Platform engineers are responsible for designing, developing and maintaining the underlying platform that the application runs on including the infrastructure, operating systems, databases and other components that enable the application to function. SREs, on the other hand, focus on the reliability, scalability and performance of the application itself.
“The self-serviceability aspect comes under the realm of a platform engineering team that is trying to provide self-service capabilities for product teams to consume,” Gartner’s Betts said. “SRE is going to be involved in looking at some of the tools that are used to help with that, but their focus is very much on removal of repeatable manual tasks that could potentially go wrong.”
However, SREs can be placed within platform engineering teams to help with some of the tasks.

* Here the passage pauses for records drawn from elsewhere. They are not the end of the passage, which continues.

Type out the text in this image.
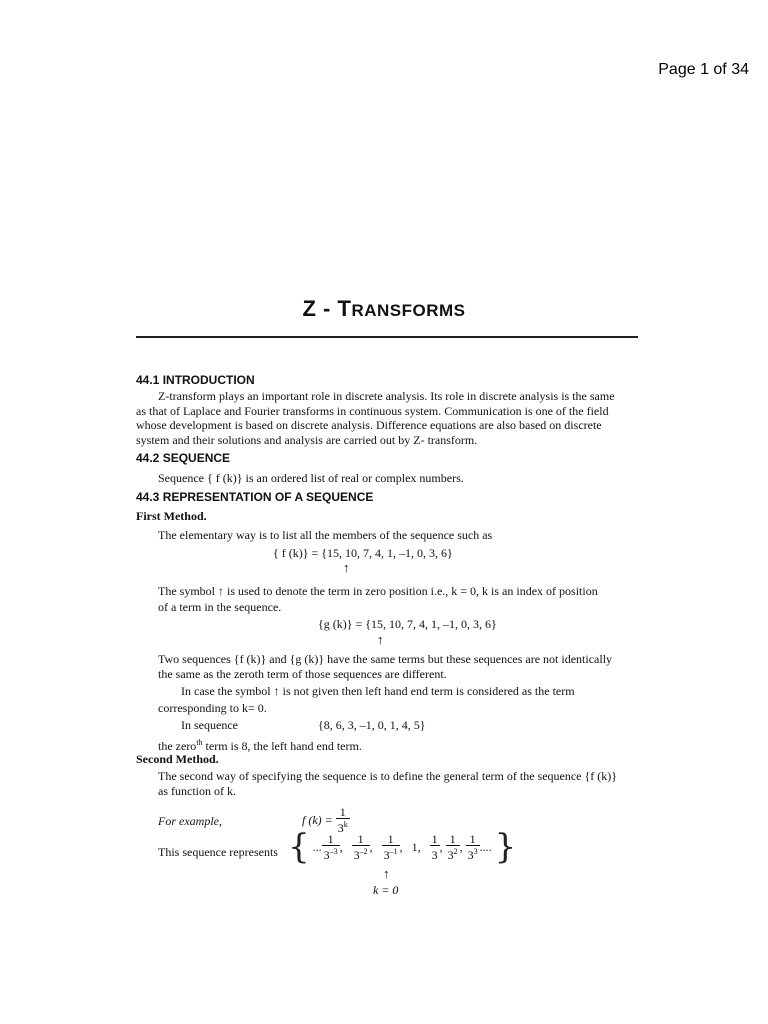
Page 1 of 34
Z - TRANSFORMS
44.1 INTRODUCTION
Z-transform plays an important role in discrete analysis. Its role in discrete analysis is the same
as that of Laplace and Fourier transforms in continuous system. Communication is one of the field
whose development is based on discrete analysis. Difference equations are also based on discrete
system and their solutions and analysis are carried out by Z- transform.
44.2 SEQUENCE
Sequence { f (k)} is an ordered list of real or complex numbers.
44.3 REPRESENTATION OF A SEQUENCE
First Method.
The elementary way is to list all the members of the sequence such as
{ f (k)} = {15, 10, 7, 4, 1, –1, 0, 3, 6}
↑
The symbol ↑ is used to denote the term in zero position i.e., k = 0, k is an index of position
of a term in the sequence.
{g (k)} = {15, 10, 7, 4, 1, –1, 0, 3, 6}
↑
Two sequences {f (k)} and {g (k)} have the same terms but these sequences are not identically
the same as the zeroth term of those sequences are different.
In case the symbol ↑ is not given then left hand end term is considered as the term
corresponding to k= 0.
In sequence	{8, 6, 3, –1, 0, 1, 4, 5}
the zero$^{th}$ term is 8, the left hand end term.
Second Method.
The second way of specifying the sequence is to define the general term of the sequence {f (k)}
as function of k.
For example,	f $(k) = \frac{1}{3^k}$
This sequence represents { ... $\frac{1}{3^{-3}}$ , $\frac{1}{3^{-2}}$ , $\frac{1}{3^{-1}}$ , 1, $\frac{1}{3}$ , $\frac{1}{3^2}$ , $\frac{1}{3^3}$ .... }
↑
k = 0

“As the SRE teams mature, they get into the platform side of the business where they’re actually calling out gaps in the self-service capabilities so the development teams and the product teams can fix it and benefit from it,” Red Hat’s Raghavan said.
While in large organizations, there’s a division between the two roles, the more resource-constrained ones might have the same person performing both roles, according to Ellis.
Gear up your SRE
Here are some of the tools to help gear the SRE up for battle as provided by Forrester’s report “Role Profile: Site Reliability Engineer”:
- Automation: SREs will need to use scripting, code, or orchestration tools to manage a system or environment. This can include tools like Ansible, CircleCI, GitLab, Jenkins, and Google Cloud Build.
- App modernization: This can be used to migrate legacy applications to newer ones through revising the code base or rewriting the code using Docker, Git, Google Cloud Run, Kubernetes, and more.
- Chaos engineering: SREs can use this method to find faults in a system by injecting specific faults in a testing or production environment using Chaos Machine, Chaos Mesh, Chaos Monkey, Chaos Toolkit, and more.
- Networking: This is all about Analyzing the communication process among various computing devices or computer systems using Nagios, Netdata, SolarWinds, Terraform, and more.
- Observability: SREs need to manage observability to monitor and generate insights about a platform, site, or environment under management using DataDog, Dynatrace, Google Error Reporting, New Relic, and a host of others.
- Security: SREs also take part in safeguarding an environment through strategies, policies, processes, and technology at every part of the life cycle using tools like Chef InSpec, Google Cloud Audit Logs, Sysdig, and Virus Total.